The blaze started in the early hours of Thursday morning in a three-storey building in the small village of Omsk. 300 senior citizens lived in the home.

Fire engines and rescue teams reached the blaze within seven minutes. Staff managed to evacuate most of the patients, who are now being accommodated in a hospital, schools and local boarding home for children.

The fire spread over an area of 300 square metres. It's thought that the rescue operation was hampered by the mobility and age of the occupants – most were aged around 80.

Local authorities say the nursing home had recently been renovated and equipped with an automatic fire alarm.  

At least 14,000 people are killed in fires in Russia every year, which is seven times more than in Western Europe.

The Omsk blaze is the latest in a series of large fires in Russia.

December 2006 saw one of Moscow's worst incidents when 45 women were killed in a fire at a drug rehabilitation centre.

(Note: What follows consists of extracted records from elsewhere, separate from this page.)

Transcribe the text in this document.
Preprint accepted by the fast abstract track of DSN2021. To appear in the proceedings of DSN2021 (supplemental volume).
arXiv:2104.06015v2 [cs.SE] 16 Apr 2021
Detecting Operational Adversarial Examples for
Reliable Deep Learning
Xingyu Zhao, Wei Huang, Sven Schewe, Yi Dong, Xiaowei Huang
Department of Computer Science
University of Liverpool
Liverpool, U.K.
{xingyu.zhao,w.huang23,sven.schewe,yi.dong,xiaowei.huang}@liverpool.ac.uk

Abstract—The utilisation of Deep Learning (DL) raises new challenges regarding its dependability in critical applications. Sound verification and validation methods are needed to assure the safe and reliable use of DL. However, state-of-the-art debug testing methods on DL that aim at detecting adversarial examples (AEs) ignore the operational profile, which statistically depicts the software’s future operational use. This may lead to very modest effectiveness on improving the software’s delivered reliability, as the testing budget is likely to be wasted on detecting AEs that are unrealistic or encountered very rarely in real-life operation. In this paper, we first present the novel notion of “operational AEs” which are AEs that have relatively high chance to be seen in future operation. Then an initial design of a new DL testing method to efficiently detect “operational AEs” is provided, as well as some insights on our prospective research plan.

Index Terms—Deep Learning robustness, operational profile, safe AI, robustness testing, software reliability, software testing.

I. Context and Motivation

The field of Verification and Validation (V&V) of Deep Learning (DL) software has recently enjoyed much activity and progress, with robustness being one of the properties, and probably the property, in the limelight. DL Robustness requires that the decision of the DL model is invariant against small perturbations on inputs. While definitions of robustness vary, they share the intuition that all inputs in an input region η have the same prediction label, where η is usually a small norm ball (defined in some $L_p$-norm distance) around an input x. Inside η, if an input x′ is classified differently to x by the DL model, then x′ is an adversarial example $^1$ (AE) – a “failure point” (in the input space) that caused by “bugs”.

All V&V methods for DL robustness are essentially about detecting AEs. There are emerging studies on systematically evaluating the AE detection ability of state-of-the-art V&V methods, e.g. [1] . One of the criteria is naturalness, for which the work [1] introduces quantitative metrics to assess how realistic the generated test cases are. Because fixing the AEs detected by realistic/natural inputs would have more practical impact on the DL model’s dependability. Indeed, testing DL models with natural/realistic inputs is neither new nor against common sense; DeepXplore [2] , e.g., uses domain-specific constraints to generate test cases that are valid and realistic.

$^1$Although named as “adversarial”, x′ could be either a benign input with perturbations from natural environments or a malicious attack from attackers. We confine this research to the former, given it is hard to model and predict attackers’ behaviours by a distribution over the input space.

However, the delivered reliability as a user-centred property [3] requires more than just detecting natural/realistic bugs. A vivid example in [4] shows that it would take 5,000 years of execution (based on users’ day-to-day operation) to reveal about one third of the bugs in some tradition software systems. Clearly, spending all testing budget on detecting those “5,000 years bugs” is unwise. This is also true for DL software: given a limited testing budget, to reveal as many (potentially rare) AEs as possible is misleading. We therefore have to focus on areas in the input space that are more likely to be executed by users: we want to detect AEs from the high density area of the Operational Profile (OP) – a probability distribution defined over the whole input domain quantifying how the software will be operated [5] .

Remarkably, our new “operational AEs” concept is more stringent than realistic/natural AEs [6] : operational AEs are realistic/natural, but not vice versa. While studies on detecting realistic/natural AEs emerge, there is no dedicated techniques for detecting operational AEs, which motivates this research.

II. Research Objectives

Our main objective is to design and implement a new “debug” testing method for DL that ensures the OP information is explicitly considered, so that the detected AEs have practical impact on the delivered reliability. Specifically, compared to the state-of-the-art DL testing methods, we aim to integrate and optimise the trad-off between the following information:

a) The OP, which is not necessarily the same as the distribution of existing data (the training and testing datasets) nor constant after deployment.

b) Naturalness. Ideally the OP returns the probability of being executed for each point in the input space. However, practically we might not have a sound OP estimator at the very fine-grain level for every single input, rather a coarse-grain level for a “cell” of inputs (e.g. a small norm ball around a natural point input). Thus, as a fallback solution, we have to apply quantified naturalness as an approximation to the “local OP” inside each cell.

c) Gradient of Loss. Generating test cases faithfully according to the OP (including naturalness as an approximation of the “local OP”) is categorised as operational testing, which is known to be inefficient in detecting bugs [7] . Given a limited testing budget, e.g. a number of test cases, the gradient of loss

The centre had been found to have unsatisfactory fire safety conditions and a night watch nurse was said to have alerted the emergency services too late.

Women living at the clinic found the emergency exits locked when they tried to escape the blaze. Most were dead by the time firefighters arrived.

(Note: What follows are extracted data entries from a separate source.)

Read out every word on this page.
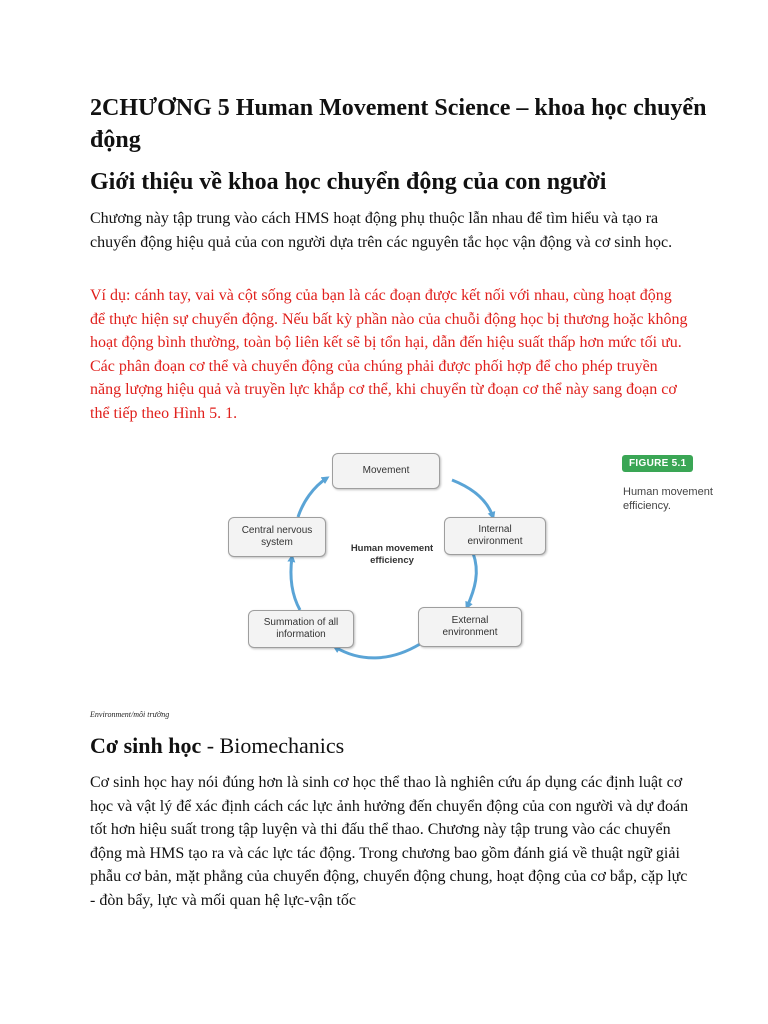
2CHƯƠNG 5 Human Movement Science – khoa học chuyển động
Giới thiệu về khoa học chuyển động của con người

Chương này tập trung vào cách HMS hoạt động phụ thuộc lẫn nhau để tìm hiểu và tạo ra chuyển động hiệu quả của con người dựa trên các nguyên tắc học vận động và cơ sinh học.

Ví dụ: cánh tay, vai và cột sống của bạn là các đoạn được kết nối với nhau, cùng hoạt động để thực hiện sự chuyển động. Nếu bất kỳ phần nào của chuỗi động học bị thương hoặc không hoạt động bình thường, toàn bộ liên kết sẽ bị tổn hại, dẫn đến hiệu suất thấp hơn mức tối ưu. Các phân đoạn cơ thể và chuyển động của chúng phải được phối hợp để cho phép truyền năng lượng hiệu quả và truyền lực khắp cơ thể, khi chuyển từ đoạn cơ thể này sang đoạn cơ thể tiếp theo Hình 5. 1.

Movement
Internal
environment
External
environment
Summation of all
information
Central nervous
system
Human movement
efficiency
FIGURE 5.1
Human movement
efficiency.
Environment/môi trường
Cơ sinh học - Biomechanics

Cơ sinh học hay nói đúng hơn là sinh cơ học thể thao là nghiên cứu áp dụng các định luật cơ học và vật lý để xác định cách các lực ảnh hưởng đến chuyển động của con người và dự đoán tốt hơn hiệu suất trong tập luyện và thi đấu thể thao. Chương này tập trung vào các chuyển động mà HMS tạo ra và các lực tác động. Trong chương bao gồm đánh giá về thuật ngữ giải phẫu cơ bản, mặt phẳng của chuyển động, chuyển động chung, hoạt động của cơ bắp, cặp lực - đòn bẩy, lực và mối quan hệ lực-vận tốc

“The state of the fire when we arrived makes us think that the fire engines were called? too late, long after the fire had started. It was at least 30n minutes before the fire brigades were called,” Viktor Klimkin, Chief City Fire Inspector, commented.

The incident prompted a review of all social and health care facilities around the country, and the investigation revealed over 20% of such homes fail to meet fire safety norms. By law, they should be forced to shut down.

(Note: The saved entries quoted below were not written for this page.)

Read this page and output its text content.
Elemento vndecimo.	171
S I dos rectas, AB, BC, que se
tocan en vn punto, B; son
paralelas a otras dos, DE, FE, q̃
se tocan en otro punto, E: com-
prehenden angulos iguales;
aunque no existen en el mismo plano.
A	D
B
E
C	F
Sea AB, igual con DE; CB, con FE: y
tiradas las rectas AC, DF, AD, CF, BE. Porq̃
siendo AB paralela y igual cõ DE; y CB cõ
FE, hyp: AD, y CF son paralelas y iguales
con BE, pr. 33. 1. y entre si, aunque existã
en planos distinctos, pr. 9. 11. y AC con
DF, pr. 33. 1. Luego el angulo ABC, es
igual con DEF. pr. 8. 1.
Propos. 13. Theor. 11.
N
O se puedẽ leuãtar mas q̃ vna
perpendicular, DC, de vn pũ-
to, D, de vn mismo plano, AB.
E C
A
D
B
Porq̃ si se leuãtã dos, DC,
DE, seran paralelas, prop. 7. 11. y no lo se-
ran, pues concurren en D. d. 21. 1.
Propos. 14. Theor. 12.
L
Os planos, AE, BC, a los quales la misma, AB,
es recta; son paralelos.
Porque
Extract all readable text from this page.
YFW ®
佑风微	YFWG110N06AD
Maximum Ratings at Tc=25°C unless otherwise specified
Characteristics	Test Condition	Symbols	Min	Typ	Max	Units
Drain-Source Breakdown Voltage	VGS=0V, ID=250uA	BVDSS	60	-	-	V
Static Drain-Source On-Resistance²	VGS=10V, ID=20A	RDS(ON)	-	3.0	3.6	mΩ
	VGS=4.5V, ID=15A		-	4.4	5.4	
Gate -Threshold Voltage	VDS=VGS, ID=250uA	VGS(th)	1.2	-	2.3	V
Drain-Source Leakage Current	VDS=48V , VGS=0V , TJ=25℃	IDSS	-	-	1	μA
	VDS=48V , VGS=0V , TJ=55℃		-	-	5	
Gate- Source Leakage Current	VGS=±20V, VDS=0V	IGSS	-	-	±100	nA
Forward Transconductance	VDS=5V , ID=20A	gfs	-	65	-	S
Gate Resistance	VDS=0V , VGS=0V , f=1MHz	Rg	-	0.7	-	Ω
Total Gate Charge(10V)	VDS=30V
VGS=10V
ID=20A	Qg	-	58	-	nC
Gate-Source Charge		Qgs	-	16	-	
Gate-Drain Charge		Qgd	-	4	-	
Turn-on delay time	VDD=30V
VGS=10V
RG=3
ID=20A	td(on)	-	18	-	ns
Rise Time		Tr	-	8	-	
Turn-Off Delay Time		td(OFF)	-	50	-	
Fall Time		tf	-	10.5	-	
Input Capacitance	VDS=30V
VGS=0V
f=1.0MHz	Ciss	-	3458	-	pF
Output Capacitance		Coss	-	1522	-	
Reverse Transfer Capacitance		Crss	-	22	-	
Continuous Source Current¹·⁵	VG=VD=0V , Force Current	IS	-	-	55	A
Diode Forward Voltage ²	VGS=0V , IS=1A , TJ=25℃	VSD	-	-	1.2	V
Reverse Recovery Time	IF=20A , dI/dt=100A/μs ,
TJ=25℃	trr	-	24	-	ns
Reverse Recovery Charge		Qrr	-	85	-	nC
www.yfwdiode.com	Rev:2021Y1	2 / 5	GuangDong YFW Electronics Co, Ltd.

“There are legal regulations that stipulate who is responsible. First – the state takes responsibility for patients, second – medics are also responsible for them.  But sometimes, and we see it in the examples of such tragedies, it is also the responsibility of fire inspectors. If they give safety regulations they must see, that these rules are taken seriously. If not – they enforce them through the courts,” Kamildzhan Kalandarov, the Director of Human Rights Institute, stated.

But the reviews proved futile.

In March, a fire in a home in Krasnodar took the lives of more than 60 people. A staggering number of violations were said to have been recorded there, including a lack of fire extinguishers and alarms.

More inspections were ordered. The nursing home in Omsk was found to have all its facilities up to date. But similar to the Moscow rehab fire, the Emergencies Ministry says a night watch nurse wasn't at the post when the alarm went off, prompting a delayed signal to firefighters.

Authorities say that simple measures, such as trading in heat alarms for smoke alarms and removing metal bars from windows could help decrease the number of fire-related deaths.

But while there are those who don't listen, there will be those who suffer from it.